Bragg has been doing an absolutely awesome job. I encourage him to keep up the great work.
I was also interested to see other Senators asking some valid questions of APRA regarding how much rigour they have put into their investigations.
In a draft report prepared as part of a due diligence process before the 2016 merger between the two wealth managers (Dixons & Evans & Partners), KPMG called out “Dixon’s reliance on URF,” the $1.16 billion US Masters Residential Property Fund. Shareholders of Evans & Partners were told by accounting firm KPMG that a merger with Dixon Advisory could result in reputation risks as any public float would reveal Dixon’s reliance on fees generated from a controversial property fund and draw attention to its business model of selling its own products to clients.
Yet ASIC didn’t scrutinise them, all the way back in 2016.
Based on the recent AFCA determination, it was incorrect asset allocations and related entity (conflicted) product recommendations were the issues.
If ASIC looked at a couple SoAs back in 2016 or prior it should have been a rather basic exercise to see what was going on. ASIC are incompetent and we are paying for it!
These are fantastic questions posed by Senator Bragg to the keystone cops @ ASIC.
It restores my faith that they will be held accountable and their “nothing to see here move right along” incompetence will no longer be tolerated.

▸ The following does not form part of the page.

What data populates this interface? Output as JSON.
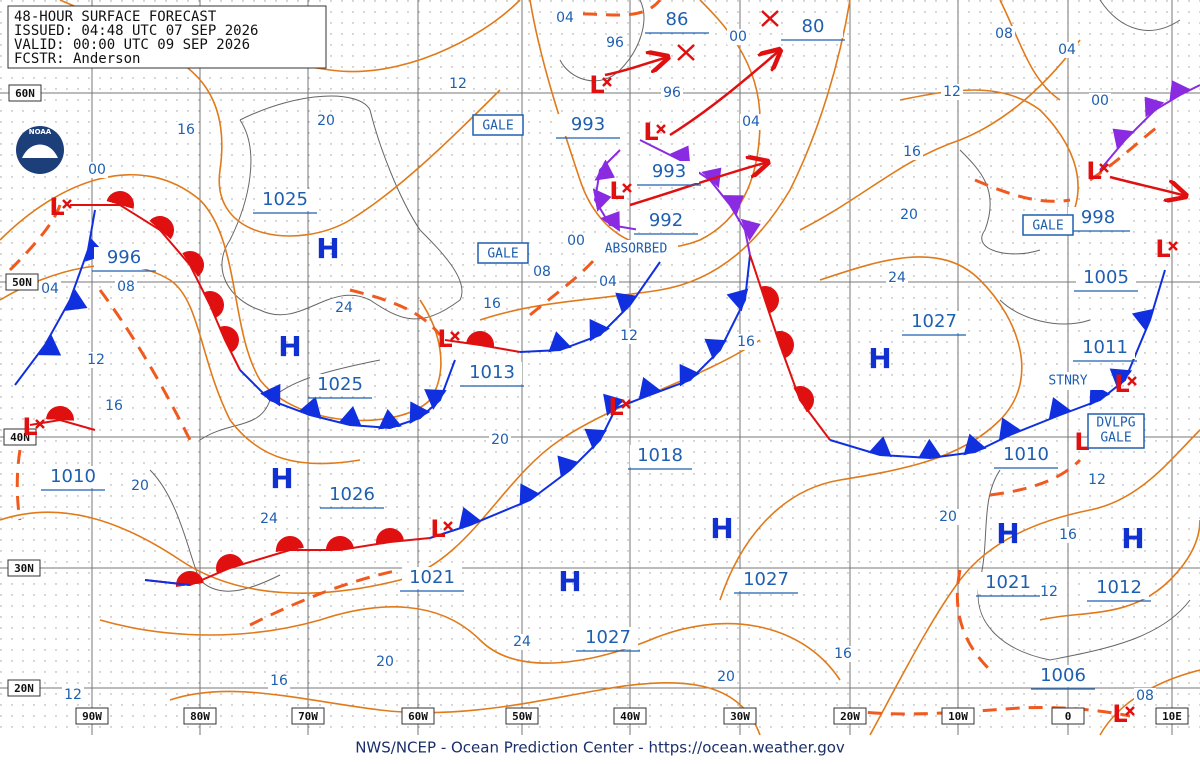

It is only a matter of time until they are disbanded and competent people under a new regime replace them as they have been absolute jokes as a regulator for far too many years now and this is such an important role which deserves to be run fairly and with respect for all parties.
Sounds like FP’s should consider pulling together to fund taking this matter to court…the cost of a court case is likely to be much cheaper than the cost of the CSLR with Dixon complaints in it
Great idea premium funders and lawyers are ready for a class action!
Corrupt and useless ASIC
Conflicted Treasury employees as clients of Dixon’s
Ex Dixon’s investment committee and head of advice now working for Treasury.

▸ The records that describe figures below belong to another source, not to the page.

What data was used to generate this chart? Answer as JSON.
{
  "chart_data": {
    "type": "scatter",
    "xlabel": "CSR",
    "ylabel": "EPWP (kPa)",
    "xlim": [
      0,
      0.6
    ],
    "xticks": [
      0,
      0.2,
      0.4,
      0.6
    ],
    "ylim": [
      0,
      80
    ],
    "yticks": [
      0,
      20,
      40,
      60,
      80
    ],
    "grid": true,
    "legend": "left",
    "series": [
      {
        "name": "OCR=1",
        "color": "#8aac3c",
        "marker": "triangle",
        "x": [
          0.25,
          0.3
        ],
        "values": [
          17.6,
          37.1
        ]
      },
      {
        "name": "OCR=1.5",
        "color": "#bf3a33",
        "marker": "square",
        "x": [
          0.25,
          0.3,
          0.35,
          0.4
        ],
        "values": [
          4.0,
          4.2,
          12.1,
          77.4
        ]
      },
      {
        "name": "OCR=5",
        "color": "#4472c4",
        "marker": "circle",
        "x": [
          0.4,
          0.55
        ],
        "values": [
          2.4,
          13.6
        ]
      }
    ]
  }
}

The conflicted corrupted stench of this fiasco must continue to bought to light.
Can it get any more dodgy ?
Let’s keep pressuring and digging and find out the depth of crap.
One feels it’s going to get far worse than any can believe.
Keep pushing Andrew against the secret and silent society of both ASIC and Treasury.
This is a manipulated, discriminatory and conflicted cover up and it is incomprehensible that Dixon’s have been given this type of preferential treatment and the penalties have been transferred to completely innocent parties.
If you don’t push hard against this machine, they will continue to design outcomes that suit ideology and an inherent pervasive hatred of Independent Financial Advisers by the regulator and Treasury that has existed for years.
God bless you Senator Bragg our lone voice in Canberra!